How to Break Into This Career

Aspiring oral and maxillofacial surgeons must first focus on competitive admission to dental school, which requires strong academic performance, particularly in sciences, and competitive scores on the Dental Admission Test (DAT). During dental school, seeking research opportunities in oral surgery, obtaining strong clinical evaluations in surgical rotations, and building mentorship relationships with OMS faculty are essential steps. Performing well on the national dental board examinations and obtaining stellar letters of recommendation from oral surgery faculty significantly strengthen residency applications. The oral surgery residency match is highly competitive, with applicants needing to demonstrate exceptional manual dexterity, strong academic credentials, and research productivity. Spending elective rotations at multiple oral surgery residency programs provides exposure to different training philosophies and helps applicants make informed rank-list decisions. Involvement in student oral surgery organizations and attendance at conferences like the AAOMS annual meeting demonstrate professional commitment and facilitate networking. Understanding that the training commitment extends 8 to 14 years beyond high school helps candidates mentally prepare for the marathon of education required to enter this rewarding field.

Career Pivot Tips

General dentists with strong surgical aptitude can pursue OMS residency training, bringing their existing patient management skills and dental knowledge as a strong foundation. Physicians in other surgical specialties can leverage their medical training and surgical experience, though completing dental school or a combined OMS/MD program is typically required. Emergency medicine physicians who regularly manage facial trauma bring relevant acute care experience and procedural comfort that transfers well to the emergency aspects of OMS practice.

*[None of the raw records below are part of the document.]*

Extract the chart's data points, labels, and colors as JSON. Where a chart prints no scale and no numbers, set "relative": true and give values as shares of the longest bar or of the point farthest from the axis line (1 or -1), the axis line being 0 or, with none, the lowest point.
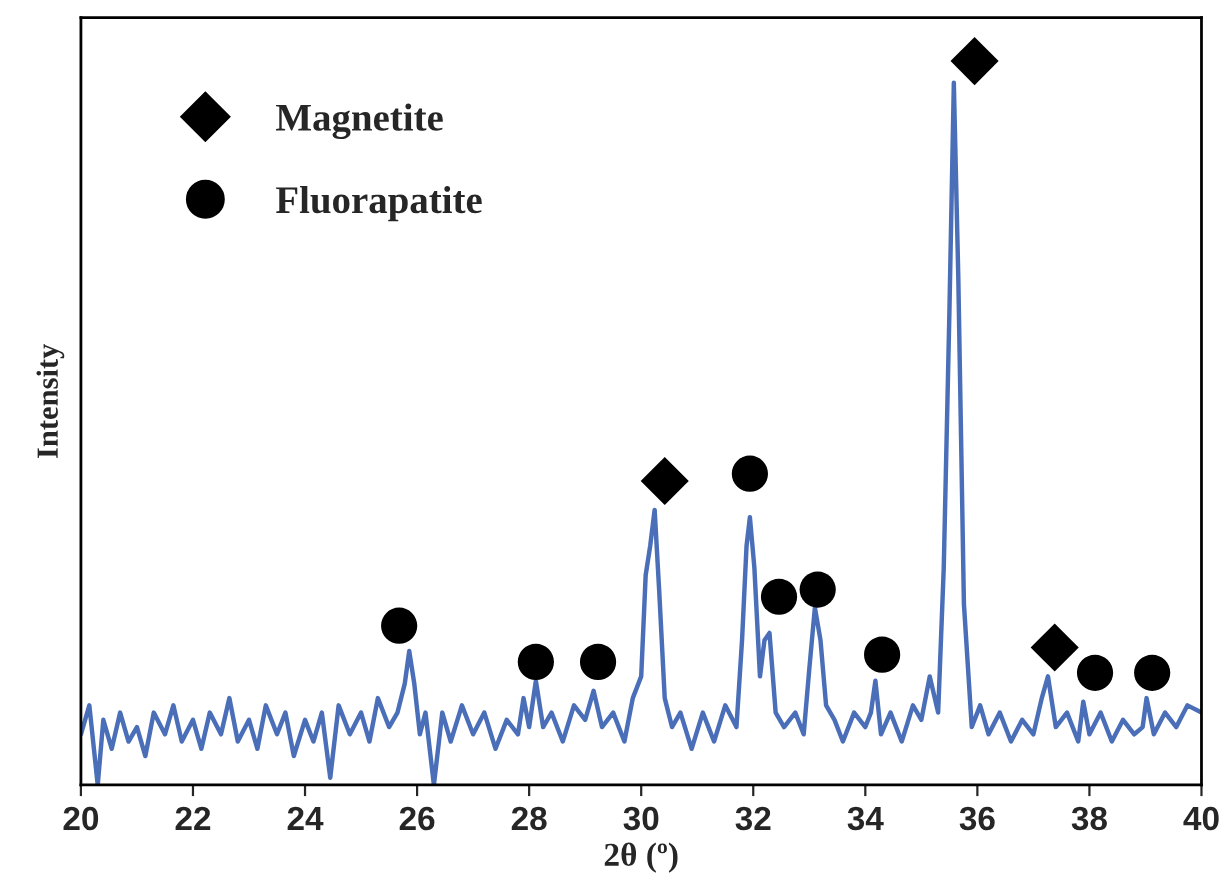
{
  "chart_data": {
    "type": "line",
    "relative": true,
    "xlabel": "2θ (º)",
    "ylabel": "Intensity",
    "xlim": [
      20,
      40
    ],
    "xticks": [
      20,
      22,
      24,
      26,
      28,
      30,
      32,
      34,
      36,
      38,
      40
    ],
    "legend": "top left",
    "grid": false,
    "tick_labels": "x",
    "series": [
      {
        "color": "#4a6fb8",
        "marker": "none",
        "x": [
          20.0,
          20.15,
          20.3,
          20.4,
          20.55,
          20.7,
          20.85,
          21.0,
          21.15,
          21.3,
          21.5,
          21.65,
          21.8,
          22.0,
          22.15,
          22.3,
          22.5,
          22.65,
          22.8,
          23.0,
          23.15,
          23.3,
          23.5,
          23.65,
          23.8,
          24.0,
          24.15,
          24.3,
          24.45,
          24.6,
          24.8,
          25.0,
          25.15,
          25.3,
          25.5,
          25.65,
          25.78,
          25.86,
          25.95,
          26.05,
          26.15,
          26.3,
          26.45,
          26.6,
          26.8,
          27.0,
          27.2,
          27.4,
          27.6,
          27.8,
          27.9,
          28.0,
          28.12,
          28.25,
          28.4,
          28.6,
          28.8,
          29.0,
          29.15,
          29.3,
          29.5,
          29.7,
          29.85,
          30.0,
          30.08,
          30.16,
          30.24,
          30.32,
          30.42,
          30.55,
          30.7,
          30.9,
          31.1,
          31.3,
          31.5,
          31.7,
          31.8,
          31.88,
          31.94,
          32.02,
          32.12,
          32.2,
          32.29,
          32.4,
          32.55,
          32.75,
          32.9,
          33.0,
          33.1,
          33.2,
          33.3,
          33.45,
          33.6,
          33.8,
          34.0,
          34.1,
          34.18,
          34.28,
          34.45,
          34.65,
          34.85,
          35.0,
          35.15,
          35.3,
          35.4,
          35.5,
          35.58,
          35.66,
          35.76,
          35.9,
          36.05,
          36.2,
          36.4,
          36.6,
          36.8,
          37.0,
          37.15,
          37.26,
          37.4,
          37.6,
          37.8,
          37.89,
          38.0,
          38.2,
          38.4,
          38.6,
          38.8,
          38.95,
          39.02,
          39.15,
          39.35,
          39.55,
          39.75,
          40.0
        ],
        "values": [
          0.07,
          0.11,
          0.0,
          0.09,
          0.05,
          0.1,
          0.06,
          0.08,
          0.04,
          0.1,
          0.07,
          0.11,
          0.06,
          0.09,
          0.05,
          0.1,
          0.07,
          0.12,
          0.06,
          0.09,
          0.05,
          0.11,
          0.07,
          0.1,
          0.04,
          0.09,
          0.06,
          0.1,
          0.01,
          0.11,
          0.07,
          0.1,
          0.06,
          0.12,
          0.08,
          0.1,
          0.14,
          0.185,
          0.14,
          0.07,
          0.1,
          0.0,
          0.1,
          0.06,
          0.11,
          0.07,
          0.1,
          0.05,
          0.09,
          0.07,
          0.12,
          0.08,
          0.144,
          0.08,
          0.1,
          0.06,
          0.11,
          0.09,
          0.13,
          0.08,
          0.1,
          0.06,
          0.12,
          0.15,
          0.29,
          0.33,
          0.38,
          0.27,
          0.12,
          0.08,
          0.1,
          0.05,
          0.1,
          0.06,
          0.11,
          0.08,
          0.2,
          0.33,
          0.37,
          0.3,
          0.15,
          0.2,
          0.21,
          0.1,
          0.08,
          0.1,
          0.07,
          0.16,
          0.245,
          0.2,
          0.11,
          0.09,
          0.06,
          0.1,
          0.08,
          0.1,
          0.144,
          0.07,
          0.1,
          0.06,
          0.11,
          0.09,
          0.15,
          0.1,
          0.3,
          0.65,
          0.97,
          0.7,
          0.25,
          0.08,
          0.11,
          0.07,
          0.1,
          0.06,
          0.09,
          0.07,
          0.12,
          0.15,
          0.08,
          0.1,
          0.06,
          0.115,
          0.07,
          0.1,
          0.06,
          0.09,
          0.07,
          0.08,
          0.12,
          0.07,
          0.1,
          0.08,
          0.11,
          0.1
        ]
      },
      {
        "type": "scatter",
        "name": "Magnetite",
        "color": "#000000",
        "marker": "diamond",
        "x": [
          30.42,
          35.95,
          37.38
        ],
        "values": [
          0.42,
          1.0,
          0.19
        ]
      },
      {
        "type": "scatter",
        "name": "Fluorapatite",
        "color": "#000000",
        "marker": "circle",
        "x": [
          25.68,
          28.12,
          29.23,
          31.94,
          32.46,
          33.15,
          34.3,
          38.1,
          39.12
        ],
        "values": [
          0.22,
          0.17,
          0.17,
          0.43,
          0.26,
          0.27,
          0.18,
          0.155,
          0.155
        ]
      }
    ]
  }
}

Biomedical engineers involved in implant design or surgical planning software development bring technical expertise that complements clinical training in increasingly technology-driven surgical practice. Military dentists with oral surgery experience gain exposure to complex trauma management that is directly applicable to civilian OMS practice. Prosthodontists who wish to expand into the surgical aspects of implant care can apply their understanding of restorative outcomes to inform surgical decision-making. Research scientists working on biomaterials, bone biology, or wound healing bring fundamental knowledge that enriches clinical practice and creates opportunities in academic oral surgery.